À Beni, chef-lieu provisoire du Nord-Kivu, une lueur d’espoir se dessine dans un contexte sécuritaire assombri par plus d’une décennie de terreur. Ce lundi 23 février s’ouvre un forum d’une importance capitale, consacré à l’examen des causes et conséquences du phénomène ADF. Organisé à l’initiative du gouverneur militaire, le général Evariste Kakule Somo, cet événement rassemble pour la première fois à ce niveau provincial et national un large spectre d’acteurs. Pendant trois jours, autorités politiques, partenaires régionaux et internationaux, société civile, leaders communautaires, experts, jeunes et femmes vont tenter de trouver des solutions durables à un conflit qui résiste aux armes.

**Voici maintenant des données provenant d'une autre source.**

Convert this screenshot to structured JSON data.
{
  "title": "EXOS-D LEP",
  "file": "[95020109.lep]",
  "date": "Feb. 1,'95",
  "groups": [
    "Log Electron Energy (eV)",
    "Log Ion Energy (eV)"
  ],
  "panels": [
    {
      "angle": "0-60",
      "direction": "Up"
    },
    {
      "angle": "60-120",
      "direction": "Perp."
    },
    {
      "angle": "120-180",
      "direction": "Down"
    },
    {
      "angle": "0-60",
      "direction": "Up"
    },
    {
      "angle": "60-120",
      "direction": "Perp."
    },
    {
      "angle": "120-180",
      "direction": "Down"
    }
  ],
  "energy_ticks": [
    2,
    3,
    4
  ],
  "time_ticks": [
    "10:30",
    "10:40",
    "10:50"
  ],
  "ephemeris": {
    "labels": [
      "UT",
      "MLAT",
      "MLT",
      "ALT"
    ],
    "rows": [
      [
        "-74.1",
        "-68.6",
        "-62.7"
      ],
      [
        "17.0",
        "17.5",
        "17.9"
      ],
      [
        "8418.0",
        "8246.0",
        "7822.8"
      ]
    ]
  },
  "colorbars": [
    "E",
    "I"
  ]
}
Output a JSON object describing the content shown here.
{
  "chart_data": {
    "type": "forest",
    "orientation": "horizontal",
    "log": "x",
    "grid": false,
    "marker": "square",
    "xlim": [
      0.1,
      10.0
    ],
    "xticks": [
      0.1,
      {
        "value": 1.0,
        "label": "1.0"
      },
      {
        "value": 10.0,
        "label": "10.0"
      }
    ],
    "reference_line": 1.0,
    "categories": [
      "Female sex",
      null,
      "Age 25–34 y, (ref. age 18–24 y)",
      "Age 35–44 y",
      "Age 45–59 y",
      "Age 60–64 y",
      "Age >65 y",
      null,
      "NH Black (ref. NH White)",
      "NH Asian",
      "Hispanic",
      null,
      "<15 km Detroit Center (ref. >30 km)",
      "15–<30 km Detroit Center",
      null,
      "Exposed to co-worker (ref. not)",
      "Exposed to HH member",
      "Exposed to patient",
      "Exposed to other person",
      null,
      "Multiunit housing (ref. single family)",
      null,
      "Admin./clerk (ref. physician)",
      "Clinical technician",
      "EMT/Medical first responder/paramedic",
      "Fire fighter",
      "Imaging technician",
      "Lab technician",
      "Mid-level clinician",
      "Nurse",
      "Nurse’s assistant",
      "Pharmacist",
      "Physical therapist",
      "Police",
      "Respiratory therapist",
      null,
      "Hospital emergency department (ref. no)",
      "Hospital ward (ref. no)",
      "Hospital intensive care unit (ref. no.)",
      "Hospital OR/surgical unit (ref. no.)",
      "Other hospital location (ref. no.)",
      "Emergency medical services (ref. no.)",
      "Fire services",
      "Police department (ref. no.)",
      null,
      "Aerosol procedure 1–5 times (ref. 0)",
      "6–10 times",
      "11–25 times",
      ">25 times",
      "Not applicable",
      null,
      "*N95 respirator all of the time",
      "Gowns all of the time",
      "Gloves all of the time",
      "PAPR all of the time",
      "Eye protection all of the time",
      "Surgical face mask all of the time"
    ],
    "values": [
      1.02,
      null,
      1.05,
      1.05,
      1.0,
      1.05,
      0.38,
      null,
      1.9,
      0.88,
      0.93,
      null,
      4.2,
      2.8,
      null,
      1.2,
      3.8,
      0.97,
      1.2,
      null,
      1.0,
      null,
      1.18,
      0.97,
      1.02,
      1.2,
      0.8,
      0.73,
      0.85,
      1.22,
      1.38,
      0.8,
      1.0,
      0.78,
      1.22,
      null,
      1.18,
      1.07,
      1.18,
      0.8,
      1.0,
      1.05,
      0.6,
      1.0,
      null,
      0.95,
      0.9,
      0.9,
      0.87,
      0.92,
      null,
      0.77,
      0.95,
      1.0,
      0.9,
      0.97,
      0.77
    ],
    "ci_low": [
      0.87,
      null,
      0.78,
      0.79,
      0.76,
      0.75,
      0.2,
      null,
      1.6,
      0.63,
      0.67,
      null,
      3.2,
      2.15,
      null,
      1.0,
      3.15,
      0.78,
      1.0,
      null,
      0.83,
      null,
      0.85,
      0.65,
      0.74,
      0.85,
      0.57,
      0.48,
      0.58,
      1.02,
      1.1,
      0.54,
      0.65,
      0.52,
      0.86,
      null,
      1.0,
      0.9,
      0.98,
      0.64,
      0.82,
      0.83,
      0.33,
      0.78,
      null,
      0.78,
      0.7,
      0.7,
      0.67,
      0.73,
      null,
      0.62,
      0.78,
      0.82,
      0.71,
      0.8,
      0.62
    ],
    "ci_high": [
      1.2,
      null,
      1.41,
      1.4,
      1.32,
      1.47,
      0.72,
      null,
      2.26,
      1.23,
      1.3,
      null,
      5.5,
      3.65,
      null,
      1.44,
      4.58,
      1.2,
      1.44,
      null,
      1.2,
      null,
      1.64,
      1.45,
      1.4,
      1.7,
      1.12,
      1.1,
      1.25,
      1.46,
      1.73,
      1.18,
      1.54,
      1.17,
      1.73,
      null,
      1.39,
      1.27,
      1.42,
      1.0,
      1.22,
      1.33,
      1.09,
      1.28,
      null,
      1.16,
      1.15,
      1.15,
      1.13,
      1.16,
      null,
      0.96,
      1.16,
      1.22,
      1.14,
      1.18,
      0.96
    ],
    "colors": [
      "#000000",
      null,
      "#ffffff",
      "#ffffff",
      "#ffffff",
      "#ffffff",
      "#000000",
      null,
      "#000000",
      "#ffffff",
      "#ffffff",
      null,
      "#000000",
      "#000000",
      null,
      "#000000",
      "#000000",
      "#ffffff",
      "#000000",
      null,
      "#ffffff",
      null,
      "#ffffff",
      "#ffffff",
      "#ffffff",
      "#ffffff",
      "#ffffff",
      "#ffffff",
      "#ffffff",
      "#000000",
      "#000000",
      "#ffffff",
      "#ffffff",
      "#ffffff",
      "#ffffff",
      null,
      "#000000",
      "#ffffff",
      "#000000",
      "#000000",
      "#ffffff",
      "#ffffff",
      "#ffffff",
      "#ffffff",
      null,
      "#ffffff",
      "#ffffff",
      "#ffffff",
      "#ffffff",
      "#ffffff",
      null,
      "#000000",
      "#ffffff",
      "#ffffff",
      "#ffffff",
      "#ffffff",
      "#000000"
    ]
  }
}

La tenue de ce forum souligne une prise de conscience aiguë : les réponses purement militaires n’ont pas suffi à neutraliser la menace. Les rebelles ADF, affiliés au groupe État islamique, continuent de semer la mort et la désolation malgré treize années d’opérations menées par les FARDC, parfois conjointement avec la MONUSCO, et quatre ans d’actions communes avec l’armée ougandaise (UPDF). La communauté internationale, représentée par la MONUSCO, le gouvernement ougandais et certaines ambassades européennes, participe donc activement à ces assises. Cette mobilisation inédite traduit-elle un changement de paradigme dans la lutte contre l’insécurité au Nord-Kivu ?

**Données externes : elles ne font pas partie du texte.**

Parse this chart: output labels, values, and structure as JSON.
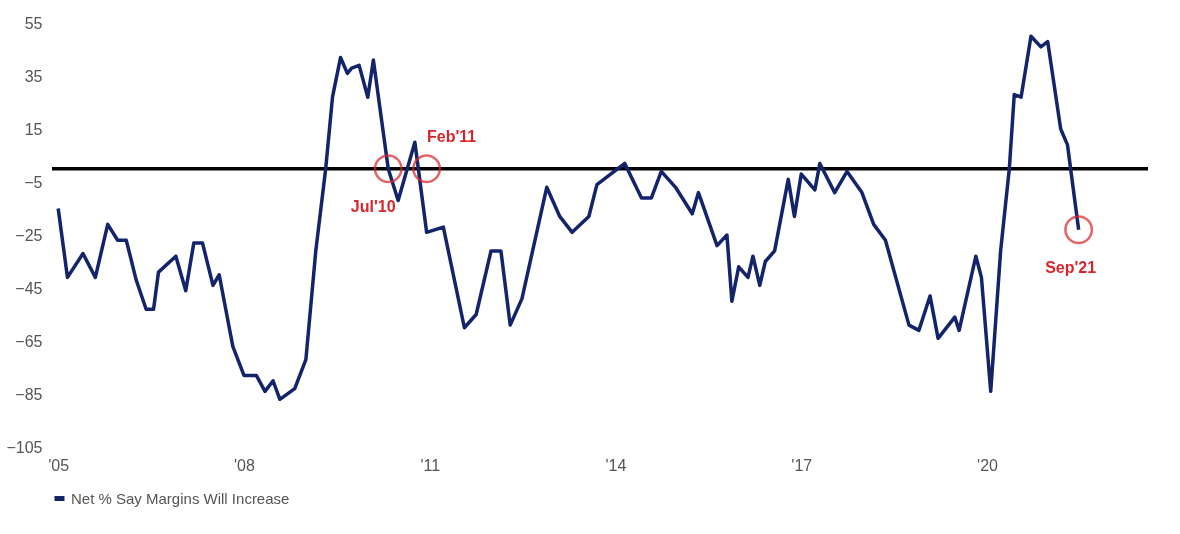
{
  "chart_data": {
    "type": "line",
    "xlim": [
      2004.9,
      2022.6
    ],
    "ylim": [
      -105,
      55
    ],
    "xticks": [
      {
        "value": 2005,
        "label": "'05"
      },
      {
        "value": 2008,
        "label": "'08"
      },
      {
        "value": 2011,
        "label": "'11"
      },
      {
        "value": 2014,
        "label": "'14"
      },
      {
        "value": 2017,
        "label": "'17"
      },
      {
        "value": 2020,
        "label": "'20"
      }
    ],
    "yticks": [
      55,
      35,
      15,
      -5,
      -25,
      -45,
      -65,
      -85,
      -105
    ],
    "grid": false,
    "legend": "bottom",
    "marker": "none",
    "line_style": "solid",
    "series": [
      {
        "name": "Net % Say Margins Will Increase",
        "color": "#13246b",
        "x": [
          2005.0,
          2005.15,
          2005.4,
          2005.6,
          2005.8,
          2005.96,
          2006.1,
          2006.26,
          2006.42,
          2006.54,
          2006.62,
          2006.9,
          2007.06,
          2007.19,
          2007.33,
          2007.5,
          2007.6,
          2007.82,
          2008.0,
          2008.2,
          2008.34,
          2008.47,
          2008.58,
          2008.82,
          2009.0,
          2009.16,
          2009.32,
          2009.43,
          2009.56,
          2009.67,
          2009.74,
          2009.86,
          2010.0,
          2010.09,
          2010.33,
          2010.49,
          2010.76,
          2010.95,
          2011.22,
          2011.56,
          2011.75,
          2011.99,
          2012.15,
          2012.3,
          2012.49,
          2012.89,
          2013.1,
          2013.3,
          2013.57,
          2013.7,
          2014.15,
          2014.42,
          2014.58,
          2014.74,
          2014.97,
          2015.24,
          2015.34,
          2015.64,
          2015.8,
          2015.88,
          2015.99,
          2016.14,
          2016.22,
          2016.33,
          2016.42,
          2016.57,
          2016.79,
          2016.89,
          2017.0,
          2017.22,
          2017.3,
          2017.54,
          2017.74,
          2017.98,
          2018.17,
          2018.36,
          2018.74,
          2018.9,
          2019.08,
          2019.21,
          2019.48,
          2019.55,
          2019.82,
          2019.91,
          2020.06,
          2020.22,
          2020.36,
          2020.44,
          2020.55,
          2020.71,
          2020.87,
          2020.98,
          2021.19,
          2021.3,
          2021.48
        ],
        "values": [
          -15,
          -41,
          -32,
          -41,
          -21,
          -27,
          -27,
          -42,
          -53,
          -53,
          -39,
          -33,
          -46,
          -28,
          -28,
          -44,
          -40,
          -67,
          -78,
          -78,
          -84,
          -80,
          -87,
          -83,
          -72,
          -31,
          0,
          27,
          42,
          36,
          38,
          39,
          27,
          41,
          0,
          -12,
          10,
          -24,
          -22,
          -60,
          -55,
          -31,
          -31,
          -59,
          -49,
          -7,
          -18,
          -24,
          -18,
          -6,
          2,
          -11,
          -11,
          -1,
          -7,
          -17,
          -9,
          -29,
          -25,
          -50,
          -37,
          -41,
          -33,
          -44,
          -35,
          -31,
          -4,
          -18,
          -2,
          -8,
          2,
          -9,
          -1,
          -9,
          -21,
          -27,
          -59,
          -61,
          -48,
          -64,
          -56,
          -61,
          -33,
          -41,
          -84,
          -31,
          0,
          28,
          27,
          50,
          46,
          48,
          15,
          9,
          -23
        ]
      }
    ],
    "ref_lines": [
      {
        "axis": "y",
        "value": 0,
        "color": "#000000"
      }
    ],
    "annotations": [
      {
        "text": "Jul'10",
        "x": 2010.33,
        "y": 0
      },
      {
        "text": "Feb'11",
        "x": 2010.95,
        "y": 0
      },
      {
        "text": "Sep'21",
        "x": 2021.48,
        "y": -23
      }
    ]
  }
}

L’urgence est criante. Les sources de la société civile et des organisations de défense des droits de l’homme estiment que depuis 2013, les attaques des ADF auraient causé la mort de 13 000 à 18 000 civils dans les provinces du Nord-Kivu et de l’Ituri. Ce bilan macabre n’est que la partie émergée de l’iceberg. La région est régulièrement frappée par des enlèvements, des incendies de véhicules, de maisons et de structures sanitaires. Des milliers de familles ont été contraintes de fuir, alimentant le cycle infernal du déplacement interne. Le phénomène ADF n’est plus seulement une rébellion ; c’est un cancer qui ronge le tissu social et économique de toute une région.
L’objectif principal de ce forum sur la sécurité à Beni est clair : dépasser le simple constat pour peaufiner des stratégies concrètes. Les participants doivent renforcer la coordination des actions entre les différents intervenants et proposer des réponses holistiques, alliant sécurité, développement et justice. La neutralisation définitive de ces groupes armés passe-t-elle par une meilleure intelligence du terrain, un renforcement de l’État de droit dans les zones reculées, ou par des programmes de démobilisation et de réinsertion plus ambitieux ? Ces questions seront au cœur des débats.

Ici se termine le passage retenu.